Feita pela empresa Prime Consultoria e Assessoria Empresarial, a denúncia aponta que a licitação contém uma série de irregularidades. Dentre elas, a inexistência de exigência de documentação que comprove qualificação técnica dos licitantes; a previsão de que a contratada mantenha rede de postos credenciados em todo o território nacional; e a ausência de definição de critérios de atualização monetária até a data efetiva do pagamento.

Em seu relatório, o conselheiro Márcio Monteiro apontou que o edital deixou de exigir documento de qualificação técnica das empresas interessadas. “Pode o administrador deixar de exigir alguns documentos considerados desnecessários no caso em concreto. Isto não quer dizer que ele poderá deixar de exigir todos eles, que é justamente o que se verifica no edital aqui impugnado”, explicou.

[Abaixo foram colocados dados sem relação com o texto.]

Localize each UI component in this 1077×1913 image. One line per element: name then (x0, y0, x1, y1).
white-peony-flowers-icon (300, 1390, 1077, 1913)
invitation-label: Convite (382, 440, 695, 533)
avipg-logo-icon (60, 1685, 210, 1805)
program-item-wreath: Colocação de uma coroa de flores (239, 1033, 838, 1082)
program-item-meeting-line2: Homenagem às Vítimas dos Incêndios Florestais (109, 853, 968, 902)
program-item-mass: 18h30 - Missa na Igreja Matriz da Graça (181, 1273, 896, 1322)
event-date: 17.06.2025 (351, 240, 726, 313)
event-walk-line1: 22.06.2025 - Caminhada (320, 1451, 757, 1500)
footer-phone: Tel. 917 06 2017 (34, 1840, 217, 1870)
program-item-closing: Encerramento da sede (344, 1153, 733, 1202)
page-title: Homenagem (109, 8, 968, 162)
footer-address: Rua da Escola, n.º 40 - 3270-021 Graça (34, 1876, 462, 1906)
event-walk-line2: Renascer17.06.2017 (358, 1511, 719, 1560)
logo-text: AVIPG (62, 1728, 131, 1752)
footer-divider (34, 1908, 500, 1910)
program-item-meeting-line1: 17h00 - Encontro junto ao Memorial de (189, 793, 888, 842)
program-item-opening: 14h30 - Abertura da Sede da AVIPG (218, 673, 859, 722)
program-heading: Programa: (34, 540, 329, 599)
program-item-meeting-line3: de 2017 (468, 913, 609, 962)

De acordo com ele, a omissão em exigir qualificação mínima configura violação à Lei de Licitações. Já em relação à exigência de postos credenciados em todo o território nacional, o conselheiro apontou que não fica comprovada necessidade de deslocamentos interestaduais nem informações sobre os destinos mais frequentes que justificariam a exigência. Com isso, ele entendeu que a cláusula prevista afronta os princípios da competitividade.

Sobre a denúncia de correção monetária no pagamento, o conselheiro deixou a questão para a análise do mérito e deferiu, liminarmente, a medida cautelar para imediata suspensão do pregão e intimação do reitor da universidade para que se manifeste sobre as denúncias.